Cathedral of dreams the Cheaper Insurance Direct stadium most certainly is not, particularly with blustery rain drifting almost continually across the bleak scene. But when Dumbarton won their first – and last – corner in the 88th minute there remained the possibility they might spring a major shock. Having bravely earned a fifth-round Scottish Cup replay against Premiership Dundee, they might still do.
From having almost total control Dundee flirted dangerously with becoming the weekend’s greatest cup casualty in these closing stages, as Dumbarton sought to create the one clear-cut chance that might have given them victory. Dundee would only have had themselves to blame.
With the cards expressing sympathy to Dumbarton officials following the recent death of chief executive Gilbert Lawrie still on display in the reception area at the stadium, it felt appropriate that a club still in mourning should seal one of their most impressive results for some time.
Dumbarton’s hero was not goalkeeper Jamie Ewings, steady though he was while keeping a clean-sheet against a usually goal-hungry Dundee forward line.
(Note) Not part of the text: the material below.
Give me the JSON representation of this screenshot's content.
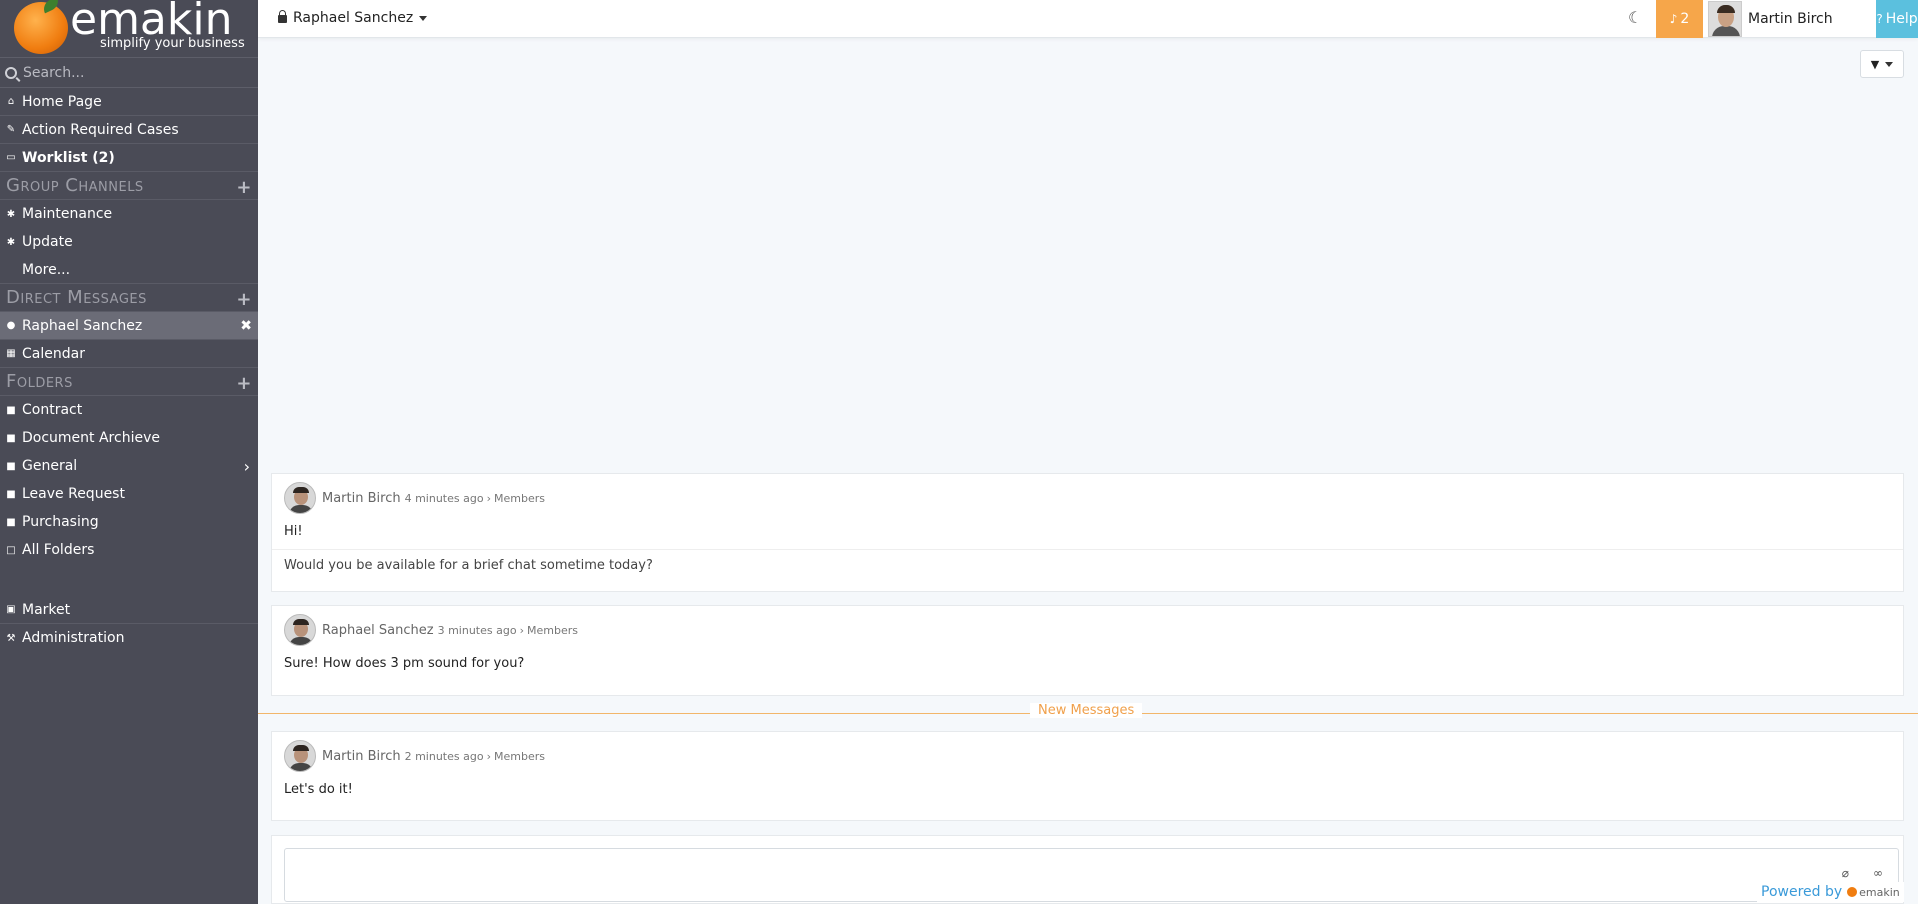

Rather, it was a left-back, Mark Docherty. The prolific Kane Hemmings came as close as anyone to breaking the deadlock when he latched on to Rory Loy’s through ball in the first-half and dinked the ball over Ewings.
The ball was held up slightly in the mud and Docherty took full advantage of the chance this afforded him to save the day for his side by sliding in to hook the ball off the line.
As if he had scored a winning goal deep in injury time, Docherty deservedly took the acclaim, high-fiving his teammates after picking himself up from a muddy heap on the floor.
It was an exceptional piece of defending by the full-back and was why Dumbarton, having been starved of the ball for long periods, were holding Dundee at half-time.
Better still for Steven Aitken’s redoubtable side, this remained the situation at the end. With Christian Nade making his debut for Dumbarton against his former team, many Dundee fans feared he might have a major say in the outcome.
His withdrawal after 75 minutes extinguished the chance of this happening but it did not end the possibility Dumbarton might cause a very real upset, although Dundee manager Paul Hartley later sounded fairly untroubled.
“We maybe didn’t have that killer instinct,” he said. “But we were never under threat. We are still in the cup, that’s the main thing.”
Aitken, meanwhile, was understandably delighted. “It is a good result against a very good Dundee side, and we competed well,” he said. “To compete against a top-six Premiership side, I have to give the boys a lot of credit.”
Incessant rain prior to kick-off placed the game in some doubt and provided further reason to ponder whether Dumbarton might spring a shock. Dundee are a team who like to play football. The ground conditions were more applicable to the name of Dumbarton’s former ground, Boghead.
Indeed, the longer the game went on, the more Dundee began to get bogged down as they tried to stay true to their passing principles in conditions where route one might have been more advisable.
To their credit, the Premiership side still sought to play their normal game and in terms of possession, were streets ahead of the home side. But, after a promising opening spell when they hit the post through Nick Ross before Loy made a hash of the rebound, where they were clearly deficient was making the opposition goalkeeper work.
Gary Harkins saw one effort drift just wide. But Dundee’s superiority was reflected mostly in considered, often well-worked build-up play that delighted then began to frustrate their travelling supporters.
The second-half was much the same story – lots of Dundee possession, but a scarcity of actual clear-cut opportunities. Paul McGowan tried to take matters into his own hands but his effort was stopped by Ewings, who had little to do in the way of making actual saves.
He did make another one from Arturo, as Dundee briefly played with four strikers. The Spaniard replaced Ross and for several minutes before Loy was replaced by Nick Low, Dundee looked to have decided to simply throw strikers at the problem. It didn’t work and apart from Kevin Holt’s drive just wide in the dying moments, Dumbarton held out without too much drama.